Vinogradov, Misurkin and Cassidy launched and arrived at the space station on March 28, 2013. They were the first International Space Station-bound Soyuz crew to follow an expedited rendezvous, reducing their travel time from two days to just six hours.

During their 166 days in space together, the Soyuz TMA-08M crewmates participated in more than 100 experiments and oversaw the arrival of several supply ships, including Europe's Automated Transfer Vehicle (ATV-4), the "Albert Einstein," and Japan's fourth H-II Transfer Vehicle (HTV-4) "Kounotori-4."


Soyuz TMA-08M crew portrait, from left: Chris Cassidy of NASA, Pavel Vinogradov and Alexander Misurkin of Roscosmos. (GCTC)

All three crewmembers also worked outside the station on spacewalks, or extravehicular activities (EVA).

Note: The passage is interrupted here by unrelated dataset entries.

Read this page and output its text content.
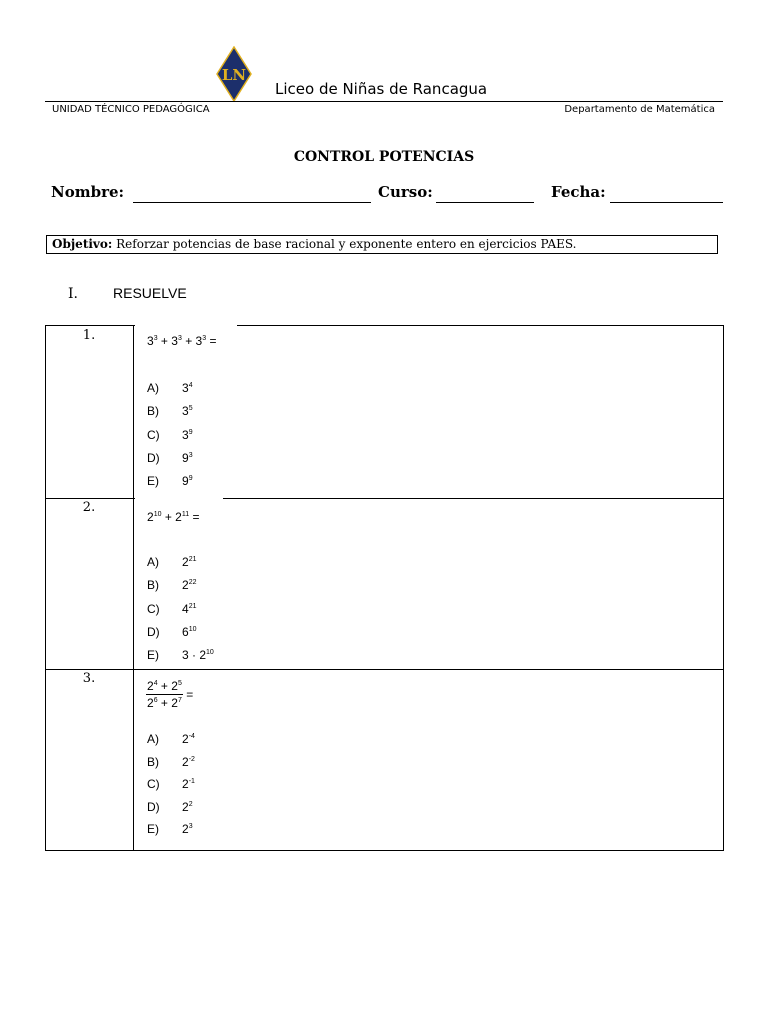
LN
Liceo de Niñas de Rancagua
UNIDAD TÉCNICO PEDAGÓGICA	Departamento de Matemática
CONTROL POTENCIAS
Nombre:	Curso:	Fecha:
Objetivo: Reforzar potencias de base racional y exponente entero en ejercicios PAES.
I.	RESUELVE
1.	$3^3 + 3^3 + 3^3$ =
A) $3^4$
B) $3^5$
C) $3^9$
D) $9^3$
E) $9^9$
2.
$2^{10} + 2^{11}$ =
A) $2^{21}$
B) $2^{22}$
C) $4^{21}$
D) $6^{10}$
E) $3 \cdot 2^{10}$
3.
$\frac{2^4 + 2^5}{2^6 + 2^7}$ =
A) $2^{-4}$
B) $2^{-2}$
C) $2^{-1}$
D) $2^2$
E) $2^3$
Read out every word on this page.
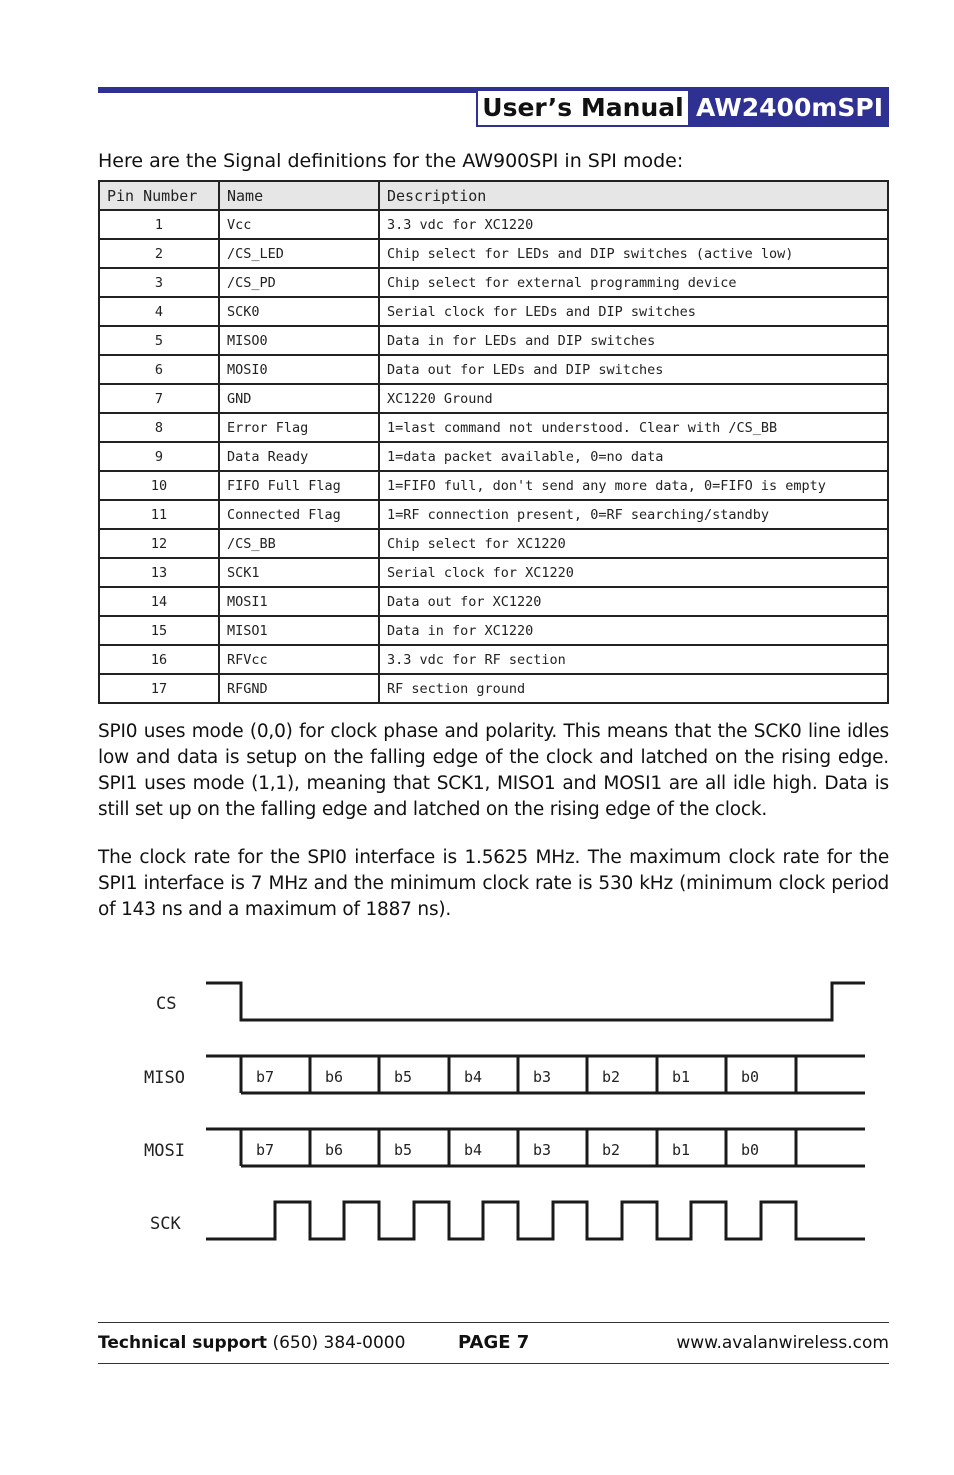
User’s Manual AW2400mSPI
Here are the Signal definitions for the AW900SPI in SPI mode:
Pin Number	Name	Description
1	Vcc	3.3 vdc for XC1220
2	/CS_LED	Chip select for LEDs and DIP switches (active low)
3	/CS_PD	Chip select for external programming device
4	SCK0	Serial clock for LEDs and DIP switches
5	MISO0	Data in for LEDs and DIP switches
6	MOSI0	Data out for LEDs and DIP switches
7	GND	XC1220 Ground
8	Error Flag	1=last command not understood. Clear with /CS_BB
9	Data Ready	1=data packet available, 0=no data
10	FIFO Full Flag	1=FIFO full, don't send any more data, 0=FIFO is empty
11	Connected Flag	1=RF connection present, 0=RF searching/standby
12	/CS_BB	Chip select for XC1220
13	SCK1	Serial clock for XC1220
14	MOSI1	Data out for XC1220
15	MISO1	Data in for XC1220
16	RFVcc	3.3 vdc for RF section
17	RFGND	RF section ground
SPI0 uses mode (0,0) for clock phase and polarity. This means that the SCK0 line idles low and data is setup on the falling edge of the clock and latched on the rising edge. SPI1 uses mode (1,1), meaning that SCK1, MISO1 and MOSI1 are all idle high. Data is still set up on the falling edge and latched on the rising edge of the clock.
The clock rate for the SPI0 interface is 1.5625 MHz. The maximum clock rate for the SPI1 interface is 7 MHz and the minimum clock rate is 530 kHz (minimum clock period of 143 ns and a maximum of 1887 ns).
CS
MISO
MOSI
SCK
b7	b6	b5	b4	b3	b2	b1	b0
b7	b6	b5	b4	b3	b2	b1	b0
Technical support (650) 384-0000	PAGE 7	www.avalanwireless.com
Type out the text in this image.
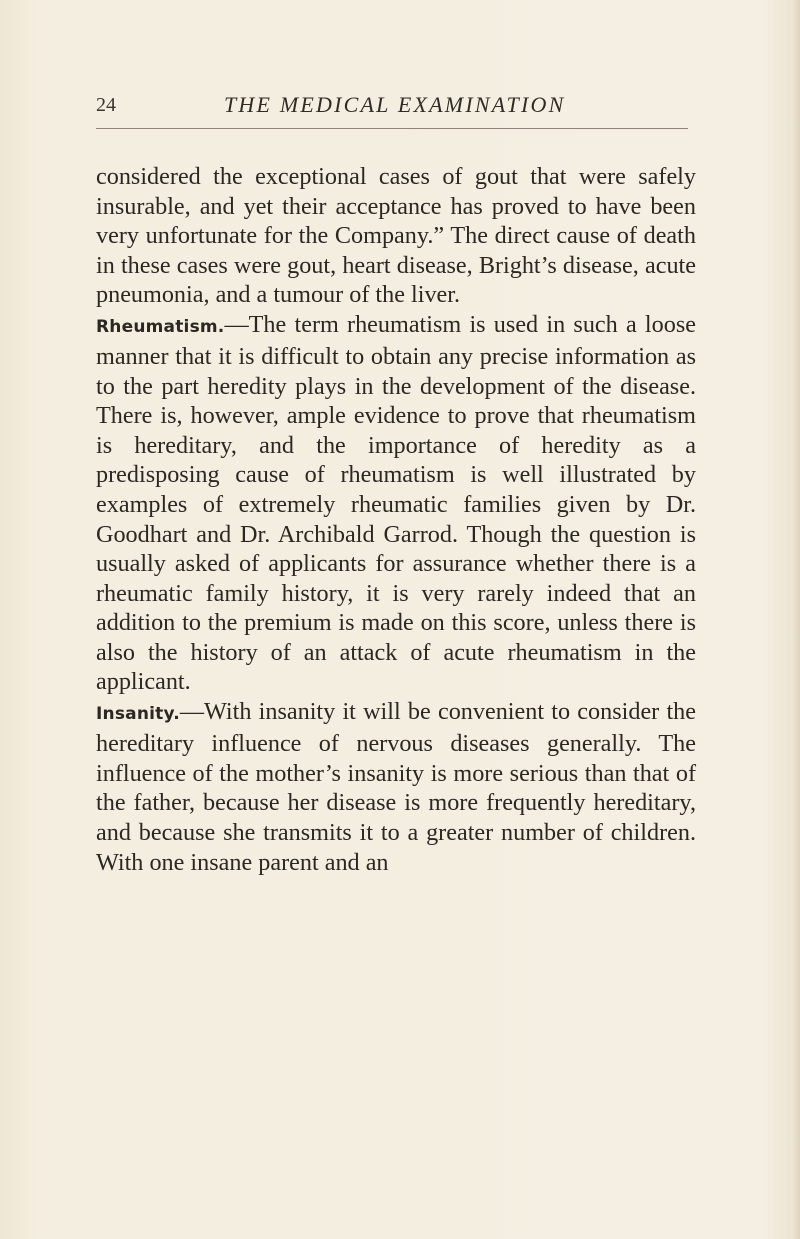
24	THE MEDICAL EXAMINATION

considered the exceptional cases of gout that were safely insurable, and yet their acceptance has proved to have been very unfortunate for the Company.” The direct cause of death in these cases were gout, heart disease, Bright’s disease, acute pneumonia, and a tumour of the liver.

Rheumatism.—The term rheumatism is used in such a loose manner that it is difficult to obtain any precise information as to the part heredity plays in the development of the disease. There is, however, ample evidence to prove that rheumatism is hereditary, and the importance of heredity as a predisposing cause of rheumatism is well illustrated by examples of extremely rheumatic families given by Dr. Goodhart and Dr. Archibald Garrod. Though the question is usually asked of applicants for assurance whether there is a rheumatic family history, it is very rarely indeed that an addition to the premium is made on this score, unless there is also the history of an attack of acute rheumatism in the applicant.

Insanity.—With insanity it will be convenient to consider the hereditary influence of nervous diseases generally. The influence of the mother’s insanity is more serious than that of the father, because her disease is more frequently hereditary, and because she transmits it to a greater number of children. With one insane parent and an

Vinogradov made one spacewalk, deploying and retrieving science experiments outside the Russian segment of the station. Misurkin conducted three outings, running cables and configuring equipment in preparation for the arrival of Russia's new multipurpose laboratory module "Nauka."

Cassidy also ventured outside on three EVAs, including a "precedent-setting" unplanned spacewalk to investigate a coolant leak. Cassidy's third spacewalk was unexpectedly cut short when his partner, Parmitano, developed a water leak inside his suit's helmet.

This was Cassidy's second trip to orbit, after launching to become the 500th person in space on a shuttle mission in 2009. He now has logged 182 days in space.

For Vinogradov, this was his third flight and long-duration stay in space, having earlier lived on board the Russian space station Mir and on the International Space Station as a commander of Expedition 13. He now has 547 days in space, ranking him 10th for his cumulative time in orbit among all of the world's space explorers.

Vinogradov, 60, has also become the oldest cosmonaut to land aboard a Soyuz.

Soyuz TMA-08M was Misurkin's first spaceflight.


Soyuz TMA-08M crew mission patch. (Spacefacts.de/Roscosmos)

Now back on the Earth, the cosmonauts will return to Star City outside of Moscow and Cassidy will be flown to the Johnson Space Center in Houston for rehabilitation.

Before leaving the landing site, Cassidy and Misurkin were to take part in the first of a series of tests in preparation for sending future astronauts to Mars.

"When you send a crew to Mars, where they have been traveling for a long time in a microgravity environment... you don't have a big team of folks [waiting there] like we do every time we recover a crew," NASA's space station program manager Michael Suffredini told reporters during a briefing. "The question is, what's their condition? What can we expect them to do?"

"This will be the first opportunity where we ask the crew members post-landing to do some exercises," Suffredini explained, adding that the basic tests, like asking Cassidy to sit or stand up, will be done out of view in a tent. "Very simple things to start with but it is exciting because it's really the first steps where we are using the crew's on-orbit condition — without some of the advantages of the post-flight conditioning — to see if they are able to take care of themselves."